Oof, having a sit down after a soaking. Bedraggled I was in the torrents and the bus left me cold, standing but clutching onto my massive canvases for the three-bus journey to their destination.
There’s a fabulous art and science project going on in the Cann Hall district of Leytonstone called [dis]tinct (I’m still working out the title…it’ll come). It’s all to do with migrations of peoples into the area and what they brought in and what they shared. Butler’s Bakery, a long-established community spot makes honey buns using locally sourced honey from honey-bees, of course. My focus is on the pie and mash coming up in the month and tales of the Sargasso Sea, (spelling).
I have in exhibition at Butler’s some paintings, some big paintings to adorn the white blank walls. I am the first exhibiting artist there in a world where every latte-boiling establishment rents out wall space for local artists to get loved and famous. Community art is a great thing especially as it gives opportunities for spectators to see art when they might not be asked to get into the massive impersonal galleries.

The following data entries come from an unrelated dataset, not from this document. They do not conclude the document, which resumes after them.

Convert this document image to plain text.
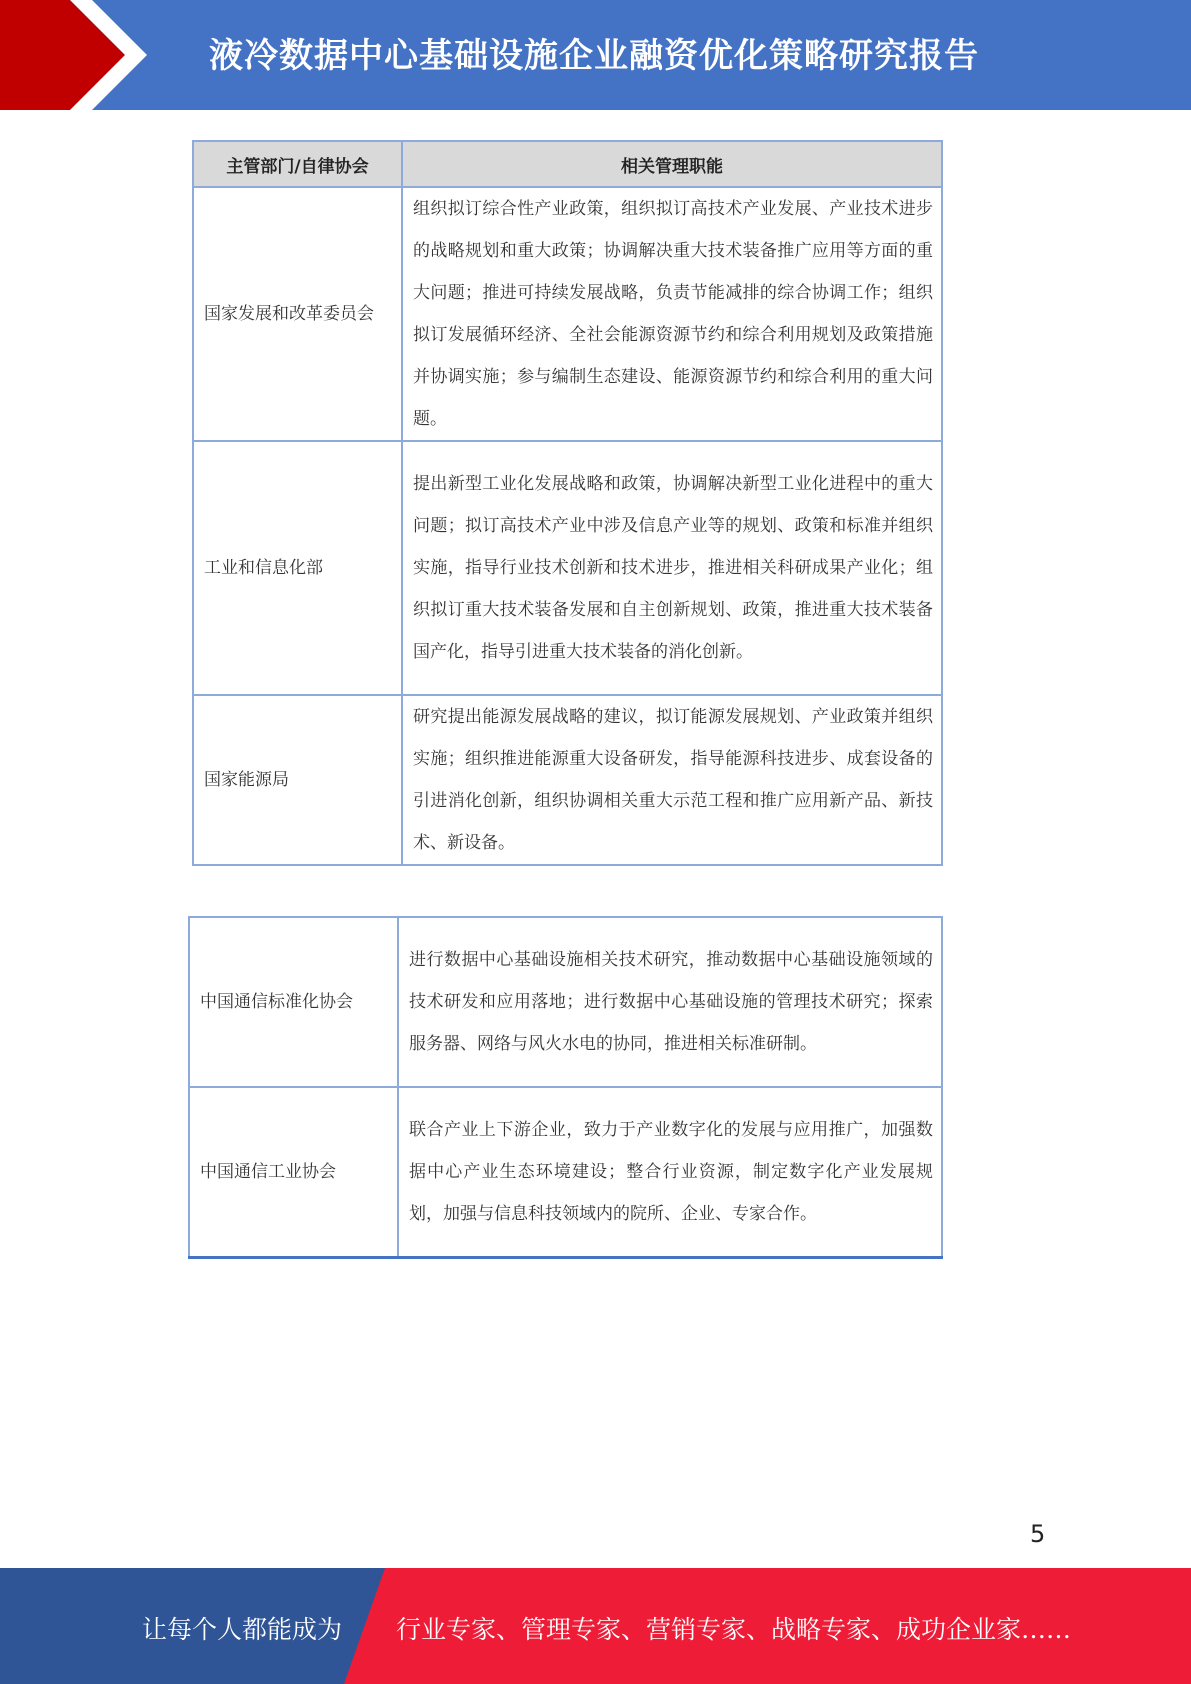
液冷数据中心基础设施企业融资优化策略研究报告
主管部门/自律协会	相关管理职能
国家发展和改革委员会	组织拟订综合性产业政策，组织拟订高技术产业发展、产业技术进步的战略规划和重大政策；协调解决重大技术装备推广应用等方面的重大问题；推进可持续发展战略，负责节能减排的综合协调工作；组织拟订发展循环经济、全社会能源资源节约和综合利用规划及政策措施并协调实施；参与编制生态建设、能源资源节约和综合利用的重大问题。
工业和信息化部	提出新型工业化发展战略和政策，协调解决新型工业化进程中的重大问题；拟订高技术产业中涉及信息产业等的规划、政策和标准并组织实施，指导行业技术创新和技术进步，推进相关科研成果产业化；组织拟订重大技术装备发展和自主创新规划、政策，推进重大技术装备国产化，指导引进重大技术装备的消化创新。
国家能源局	研究提出能源发展战略的建议，拟订能源发展规划、产业政策并组织实施；组织推进能源重大设备研发，指导能源科技进步、成套设备的引进消化创新，组织协调相关重大示范工程和推广应用新产品、新技术、新设备。
中国通信标准化协会	进行数据中心基础设施相关技术研究，推动数据中心基础设施领域的技术研发和应用落地；进行数据中心基础设施的管理技术研究；探索服务器、网络与风火水电的协同，推进相关标准研制。
中国通信工业协会	联合产业上下游企业，致力于产业数字化的发展与应用推广，加强数据中心产业生态环境建设；整合行业资源，制定数字化产业发展规划，加强与信息科技领域内的院所、企业、专家合作。
5
让每个人都能成为 行业专家、管理专家、营销专家、战略专家、成功企业家……
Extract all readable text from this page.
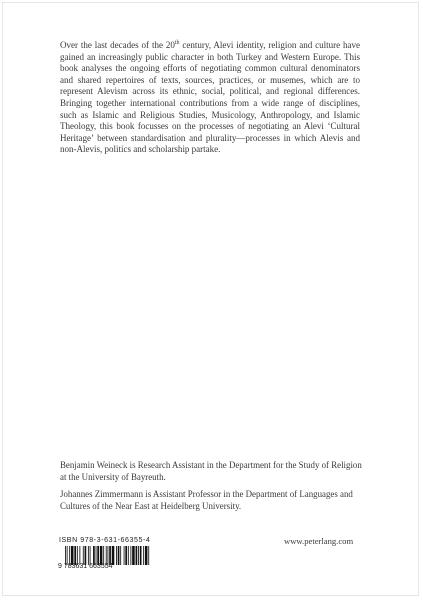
Over the last decades of the 20th century, Alevi identity, religion and culture have gained an increasingly public character in both Turkey and Western Europe. This book analyses the ongoing efforts of negotiating common cultural denominators and shared repertoires of texts, sources, practices, or musemes, which are to represent Alevism across its ethnic, social, political, and regional differences. Bringing together international contributions from a wide range of disciplines, such as Islamic and Religious Studies, Musicology, Anthropology, and Islamic Theology, this book focusses on the processes of negotiating an Alevi ‘Cultural Heritage’ between standardisation and plurality—processes in which Alevis and non-Alevis, politics and scholarship partake.

Benjamin Weineck is Research Assistant in the Department for the Study of Religion at the University of Bayreuth.

Johannes Zimmermann is Assistant Professor in the Department of Languages and Cultures of the Near East at Heidelberg University.

ISBN 978-3-631-66355-4
9 783631 663554
www.peterlang.com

My displayed paintings are from my series “Headscarves 1950s” from my research project of the same name. There is much colour and rhythmic patterns because I reference the 1950 scarf designs. It was important that I link into the
[dis]tinct E11
experience and so I took time to cover my pink “Nude in a Headscarf” by dressing her in an opaque light shift full of bees. It works. Vera Lawrence (no relation) of Clapton also got a makeover and I took great pleasure in patterning the heads around her. The other picture is “Fish and Headscarves” , a painting honouring post WW2 rationed housewives and the once common fishmonger. Lots of fishy shapes but no bees.